Jednym z najmniej zbadanych obszarów ziemi były i chyba pozostają nadal, lodowate bieguny oraz niezmierzone piaski pustyń rozsianych po naszym globie. Te niegościnne obszary stając się przedmiotami szczególnych fascynacji, również były obiektem wielu wypraw i odważnych ekspedycji. Wśród niezłomnych badaczy-pionierów lodów polarnych biegunów ziemi w dziele „Wielcy Odkrywcy” wymienione zostały nazwiska: Fridtjöfa Nansena, Edwarda Wilsona, Roalda Amundsena i Wally Herberta. Natomiast galeria odkrywców obszarów pustynnych zawiera opis postaci Heinricha Bartha, Charlesa Sturta, Gertrudy Bell, Harrego St. Johna Philby, Ralpha Bagnolda i Wilfreda Thesigera.
XIX wiek przyniósł nowy nurt podróży, który przybrał charakter ekspedycji poznawczych o naturze naukowo-badawczej. Już nie chodziło jedynie o odkrycie nowych miejsc, ale o dokumentację i zrozumienie różnorodności świata. Alexander von Humboldt zdobywał górskie szczyty, prowadził badania geomagnetyczne, izotermiczne i botaniczne. Marianne North była rysownikiem egzotycznych kwiatów znalezionych w krajach tropikalnych i pionierem ekologii, Alfred Russel Wallace położył podwaliny pod teorię Charlesa Darwina o przetrwaniu gatunków i doborze naturalnym, Frank Kingdon-Ward odkrył wiele roślin, dzisiaj już udomowionych, w ciągu 50 lat swoich podróży do Tybetu i wschodnich Himalajów.

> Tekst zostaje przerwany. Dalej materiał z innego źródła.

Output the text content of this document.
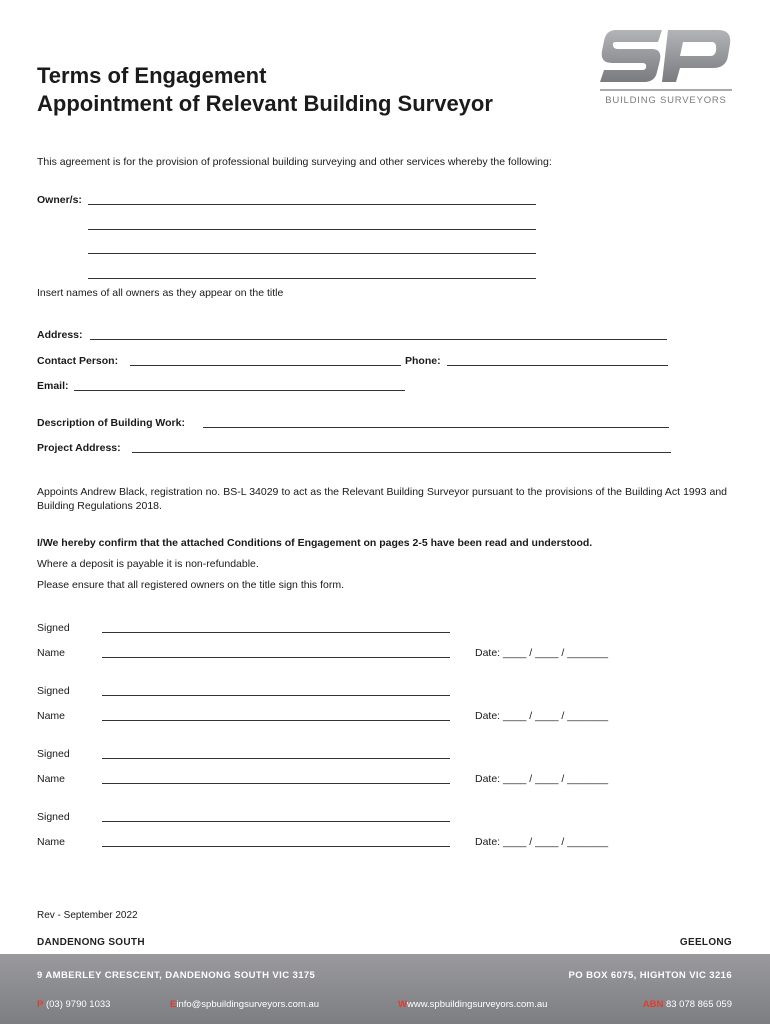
Terms of Engagement
Appointment of Relevant Building Surveyor	BUILDING SURVEYORS
This agreement is for the provision of professional building surveying and other services whereby the following:
Owner/s:
Insert names of all owners as they appear on the title
Address:
Contact Person:	Phone:
Email:
Description of Building Work:
Project Address:
Appoints Andrew Black, registration no. BS-L 34029 to act as the Relevant Building Surveyor pursuant to the provisions of the Building Act 1993 and Building Regulations 2018.
I/We hereby confirm that the attached Conditions of Engagement on pages 2-5 have been read and understood.
Where a deposit is payable it is non-refundable.
Please ensure that all registered owners on the title sign this form.
Signed
Name	Date: ____ / ____ / _______
Signed
Name	Date: ____ / ____ / _______
Signed
Name	Date: ____ / ____ / _______
Signed
Name	Date: ____ / ____ / _______
Rev - September 2022
DANDENONG SOUTH	GEELONG
9 AMBERLEY CRESCENT, DANDENONG SOUTH VIC 3175	PO BOX 6075, HIGHTON VIC 3216
P (03) 9790 1033	Einfo@spbuildingsurveyors.com.au	Wwww.spbuildingsurveyors.com.au	ABN 83 078 865 059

Oczywiście myli się ten, który w swoim sceptycyzmie twierdzi, że nic nie zostało już do odkrycia, nic do zbadania. Gino Watkins udowodnił, że można wyznaczyć nowe trasy lotnicze, Jurij Gagarin jako pierwszy spoglądał przestrzeń kosmiczną, Jacques-Yves Cousteau z rodziną, stał się prekursorem badań podwodnych, pozwalając nam podziwiać wspaniałość głębin oceanicznych i zdecydowanie sprzeciwiając się zanieczyszczaniu wód, a speleolog Andrew James Eavis z niezłomną pasją zgłębia tajemnicę podziemnych jaskiń i korytarzy, wiedząc że czeka na niego jeszcze niezwykle wiele nowych wyzwań. Bowiem zawsze znajdą się śmiałkowie, którzy będą się starali dokonać niemożliwego, będą przekraczać kolejne granice i pokazywać nowe horyzonty, nowe oblicza naszej pięknej ziemi.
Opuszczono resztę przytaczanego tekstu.